Categories of more than five levels should be consolidated into categories with five or less levels to facilitate statistical analysis.
Age should be converted into an AgeClass variable based on a common definition discovered by a literature review.
Each data set is to be accompanied by a variable explanatory tab or file known as a data dictionary, data definition, or metadata. For each variable, the data dictionary explains what the variable stands for (if abbreviated), type (numeric, date, or character) and what each numeric code represents. Additional information can be recorded depending on the size of the study.
QCIF Bioinformatics uses the following standardised data definition style:
- Gender (or Sex): Female – 0, Male – 1, Missing value – 9
- Success (or Agree or Correct etc.) variable: Yes – 1, No – 0, Missing value- 9
- Presence variable: Present – 1, Absent – 0, Missing value – 9
- Status variable: e.g. Alive – 1, Deceased – 0, Missing value – 9
- Ordered variable: e.g. Low – 1, Medium – 2, High – 3, Missing value – 9
- Conflicting variable: Negative – -1, Neutral – 0, Positive – 1, Missing value – 9
- Categories with nine or more levels instead use a missing value of 99, those with more than 99 levels use a missing value of 999 etc.
Survey data missing values
There are a number of irregular coding possibilities that also need to be entered:
- The respondent answered the question incorrectly (Other).
- The question is only applicable for certain respondents (Not Applicable).
- The data has yet to arrive (Not Available).
- The respondent did not answer the question (Missing).
For coding these responses use your profession’s conventions but failing that the following convention is suggested:
- Other 6[6…]
- Not Applicable 7[7…]
- Not Available 8[8…]
- Missing 9[9…]
For example, categories with nine or more levels instead use an Other value of 66, those with more than 99 levels use an Other value of 666 etc.
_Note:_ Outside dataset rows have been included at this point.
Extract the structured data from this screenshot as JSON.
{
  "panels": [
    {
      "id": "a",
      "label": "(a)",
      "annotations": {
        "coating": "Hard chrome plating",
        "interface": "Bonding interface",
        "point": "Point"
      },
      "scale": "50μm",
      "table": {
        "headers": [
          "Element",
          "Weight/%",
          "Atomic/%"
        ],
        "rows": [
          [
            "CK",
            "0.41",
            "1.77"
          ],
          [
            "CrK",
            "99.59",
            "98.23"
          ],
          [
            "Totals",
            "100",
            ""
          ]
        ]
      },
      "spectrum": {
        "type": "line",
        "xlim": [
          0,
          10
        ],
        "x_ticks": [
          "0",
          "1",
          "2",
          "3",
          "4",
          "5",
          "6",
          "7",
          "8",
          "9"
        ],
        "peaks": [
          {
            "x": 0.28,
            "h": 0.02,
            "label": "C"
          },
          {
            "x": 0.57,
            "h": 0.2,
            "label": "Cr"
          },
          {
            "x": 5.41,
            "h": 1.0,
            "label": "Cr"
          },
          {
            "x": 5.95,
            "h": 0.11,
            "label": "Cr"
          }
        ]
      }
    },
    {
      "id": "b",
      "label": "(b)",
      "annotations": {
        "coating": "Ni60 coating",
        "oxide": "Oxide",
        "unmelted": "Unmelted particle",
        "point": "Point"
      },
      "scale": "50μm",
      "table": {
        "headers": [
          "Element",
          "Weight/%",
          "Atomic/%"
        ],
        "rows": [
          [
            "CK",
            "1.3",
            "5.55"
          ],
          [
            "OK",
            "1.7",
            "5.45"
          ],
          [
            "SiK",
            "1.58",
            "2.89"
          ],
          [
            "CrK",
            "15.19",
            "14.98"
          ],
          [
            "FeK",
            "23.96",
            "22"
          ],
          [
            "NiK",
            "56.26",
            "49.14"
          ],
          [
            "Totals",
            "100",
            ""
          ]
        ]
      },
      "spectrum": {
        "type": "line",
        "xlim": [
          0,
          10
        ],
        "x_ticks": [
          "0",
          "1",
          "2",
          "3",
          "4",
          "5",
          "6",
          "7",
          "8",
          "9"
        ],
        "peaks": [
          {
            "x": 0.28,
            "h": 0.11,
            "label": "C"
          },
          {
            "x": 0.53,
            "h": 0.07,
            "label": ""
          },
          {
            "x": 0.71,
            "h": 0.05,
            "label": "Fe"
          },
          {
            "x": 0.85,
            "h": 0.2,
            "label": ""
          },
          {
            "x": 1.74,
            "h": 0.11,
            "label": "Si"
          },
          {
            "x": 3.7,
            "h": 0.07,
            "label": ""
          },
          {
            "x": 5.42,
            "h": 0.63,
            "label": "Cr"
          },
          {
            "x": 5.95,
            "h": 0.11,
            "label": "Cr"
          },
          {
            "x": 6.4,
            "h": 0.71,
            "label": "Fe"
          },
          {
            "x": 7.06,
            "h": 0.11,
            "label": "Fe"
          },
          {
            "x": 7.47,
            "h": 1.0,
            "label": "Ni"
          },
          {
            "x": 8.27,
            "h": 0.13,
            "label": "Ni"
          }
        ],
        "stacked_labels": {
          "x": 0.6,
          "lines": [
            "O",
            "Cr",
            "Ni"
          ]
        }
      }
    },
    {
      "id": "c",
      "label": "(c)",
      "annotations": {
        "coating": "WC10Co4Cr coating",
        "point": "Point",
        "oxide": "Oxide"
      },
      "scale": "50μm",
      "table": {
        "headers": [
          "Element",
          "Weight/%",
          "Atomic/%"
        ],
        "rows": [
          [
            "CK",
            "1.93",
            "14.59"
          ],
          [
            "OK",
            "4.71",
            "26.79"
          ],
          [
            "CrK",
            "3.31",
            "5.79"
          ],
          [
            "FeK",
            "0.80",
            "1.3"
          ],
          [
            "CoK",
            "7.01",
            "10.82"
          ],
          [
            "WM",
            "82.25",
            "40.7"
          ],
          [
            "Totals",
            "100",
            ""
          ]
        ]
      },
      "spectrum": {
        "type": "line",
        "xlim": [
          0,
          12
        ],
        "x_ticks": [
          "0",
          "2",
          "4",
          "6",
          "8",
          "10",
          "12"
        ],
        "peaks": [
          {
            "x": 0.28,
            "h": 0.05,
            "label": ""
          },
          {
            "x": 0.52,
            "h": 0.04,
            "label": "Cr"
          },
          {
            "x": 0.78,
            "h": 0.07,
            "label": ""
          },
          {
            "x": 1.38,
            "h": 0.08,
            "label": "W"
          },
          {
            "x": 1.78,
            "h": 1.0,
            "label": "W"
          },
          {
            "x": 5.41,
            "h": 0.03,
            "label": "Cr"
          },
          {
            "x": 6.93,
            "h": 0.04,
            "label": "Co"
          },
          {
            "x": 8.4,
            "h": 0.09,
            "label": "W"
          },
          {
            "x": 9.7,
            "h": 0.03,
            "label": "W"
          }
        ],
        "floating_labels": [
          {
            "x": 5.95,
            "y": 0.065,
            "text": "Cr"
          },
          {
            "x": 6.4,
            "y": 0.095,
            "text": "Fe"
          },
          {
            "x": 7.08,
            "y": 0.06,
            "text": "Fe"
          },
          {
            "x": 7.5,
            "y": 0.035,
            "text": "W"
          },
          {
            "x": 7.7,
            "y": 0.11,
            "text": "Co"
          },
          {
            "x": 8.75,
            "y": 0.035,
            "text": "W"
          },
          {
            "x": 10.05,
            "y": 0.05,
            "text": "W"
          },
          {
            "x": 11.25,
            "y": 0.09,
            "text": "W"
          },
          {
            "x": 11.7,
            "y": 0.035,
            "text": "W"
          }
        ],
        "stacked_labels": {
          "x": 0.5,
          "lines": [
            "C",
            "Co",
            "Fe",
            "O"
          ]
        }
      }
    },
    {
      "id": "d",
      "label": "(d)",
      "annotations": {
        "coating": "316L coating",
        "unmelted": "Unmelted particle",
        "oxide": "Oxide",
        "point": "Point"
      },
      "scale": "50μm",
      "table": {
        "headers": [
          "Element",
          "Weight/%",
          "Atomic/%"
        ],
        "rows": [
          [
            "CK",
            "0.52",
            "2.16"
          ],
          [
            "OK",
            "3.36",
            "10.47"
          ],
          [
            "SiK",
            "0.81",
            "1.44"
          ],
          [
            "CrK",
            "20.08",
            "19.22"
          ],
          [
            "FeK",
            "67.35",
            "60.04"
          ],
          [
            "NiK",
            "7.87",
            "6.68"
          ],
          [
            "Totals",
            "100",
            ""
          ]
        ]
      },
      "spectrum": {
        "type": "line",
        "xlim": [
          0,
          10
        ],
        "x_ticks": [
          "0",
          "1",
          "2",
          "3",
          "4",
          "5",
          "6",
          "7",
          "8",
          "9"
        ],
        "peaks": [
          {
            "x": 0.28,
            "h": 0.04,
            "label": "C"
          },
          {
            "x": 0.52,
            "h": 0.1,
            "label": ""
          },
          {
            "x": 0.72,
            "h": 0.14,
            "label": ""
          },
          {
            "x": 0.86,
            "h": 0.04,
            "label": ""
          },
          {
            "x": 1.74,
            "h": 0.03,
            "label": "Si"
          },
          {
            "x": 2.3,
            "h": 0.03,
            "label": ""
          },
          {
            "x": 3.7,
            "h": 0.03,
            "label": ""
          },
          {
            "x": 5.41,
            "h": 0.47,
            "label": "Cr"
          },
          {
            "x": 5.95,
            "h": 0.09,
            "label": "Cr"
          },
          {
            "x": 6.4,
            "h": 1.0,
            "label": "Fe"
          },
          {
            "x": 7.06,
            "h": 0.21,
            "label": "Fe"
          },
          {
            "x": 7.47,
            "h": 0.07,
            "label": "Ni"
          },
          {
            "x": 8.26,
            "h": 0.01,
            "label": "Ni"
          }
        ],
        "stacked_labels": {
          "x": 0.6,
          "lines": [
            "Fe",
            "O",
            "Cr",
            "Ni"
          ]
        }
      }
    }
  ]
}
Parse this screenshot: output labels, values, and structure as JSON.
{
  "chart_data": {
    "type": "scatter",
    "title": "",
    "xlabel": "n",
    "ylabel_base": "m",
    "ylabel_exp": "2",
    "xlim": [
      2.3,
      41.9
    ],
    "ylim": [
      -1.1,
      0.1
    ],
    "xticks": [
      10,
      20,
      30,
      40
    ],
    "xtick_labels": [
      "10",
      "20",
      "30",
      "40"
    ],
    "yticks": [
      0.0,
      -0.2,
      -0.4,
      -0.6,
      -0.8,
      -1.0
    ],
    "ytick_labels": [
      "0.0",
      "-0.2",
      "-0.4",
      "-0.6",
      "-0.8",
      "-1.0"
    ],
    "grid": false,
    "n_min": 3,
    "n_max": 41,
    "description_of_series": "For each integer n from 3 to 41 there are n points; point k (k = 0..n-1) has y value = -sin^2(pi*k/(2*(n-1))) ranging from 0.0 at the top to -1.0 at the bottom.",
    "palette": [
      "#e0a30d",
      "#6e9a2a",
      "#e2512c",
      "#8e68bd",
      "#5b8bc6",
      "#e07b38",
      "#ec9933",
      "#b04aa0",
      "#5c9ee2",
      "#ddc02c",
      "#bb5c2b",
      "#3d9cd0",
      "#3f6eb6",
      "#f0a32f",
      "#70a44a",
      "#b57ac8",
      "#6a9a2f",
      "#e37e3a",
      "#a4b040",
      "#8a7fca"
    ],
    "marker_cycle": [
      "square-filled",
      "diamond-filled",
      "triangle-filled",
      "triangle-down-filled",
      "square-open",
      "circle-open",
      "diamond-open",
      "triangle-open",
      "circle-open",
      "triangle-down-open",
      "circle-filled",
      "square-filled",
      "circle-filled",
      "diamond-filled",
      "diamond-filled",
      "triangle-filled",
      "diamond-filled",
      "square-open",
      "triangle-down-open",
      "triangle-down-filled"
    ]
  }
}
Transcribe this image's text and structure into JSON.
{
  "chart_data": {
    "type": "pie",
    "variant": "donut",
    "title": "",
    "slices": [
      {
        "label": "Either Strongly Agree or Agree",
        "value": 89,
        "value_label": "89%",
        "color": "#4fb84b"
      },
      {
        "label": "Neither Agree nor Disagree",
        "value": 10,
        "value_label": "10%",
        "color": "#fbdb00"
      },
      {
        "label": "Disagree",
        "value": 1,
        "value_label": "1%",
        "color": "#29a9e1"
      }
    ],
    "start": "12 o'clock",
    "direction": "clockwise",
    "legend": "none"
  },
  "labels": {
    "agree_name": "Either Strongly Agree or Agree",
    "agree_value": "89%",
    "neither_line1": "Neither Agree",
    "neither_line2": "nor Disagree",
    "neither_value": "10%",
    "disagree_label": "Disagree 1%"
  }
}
For all other missing values use the software’s default for missing values. An empty cell may not necessarily be converted or identified as a missing value. The default missing value for R is “NA”.
Data validation & Cleaning
These are some simple checks for any formatting or data entry errors in your data:
- Search for missing or replicate unique identifiers
- Change the format of a date. Incorrectly typed dates may stand out.
- Check the ranges of percentages and ratios for inappropriate entries.
- Check for decimal places in supposed integers.
- Check for notation such as “< 5days” which will be rejected as it is not a numeric. Decide on a procedure to convert to 2.5 or 4 days for example.
- Depending on the size of the data, randomly audit 1% to 10% of records looking for systematic errors.
Quality Control (QC)
Perform statistical summaries
- Frequency tables for each categorical variable.
- Histogram plots for each continuous variable and date.
- Summary statistics on each numerical variable including count, minimum, median, mean, maximum, and standard deviation.
These will reveal any miscoding and outliers.
Statistical summaries should not be mixed in with the data but derived and stored elsewhere.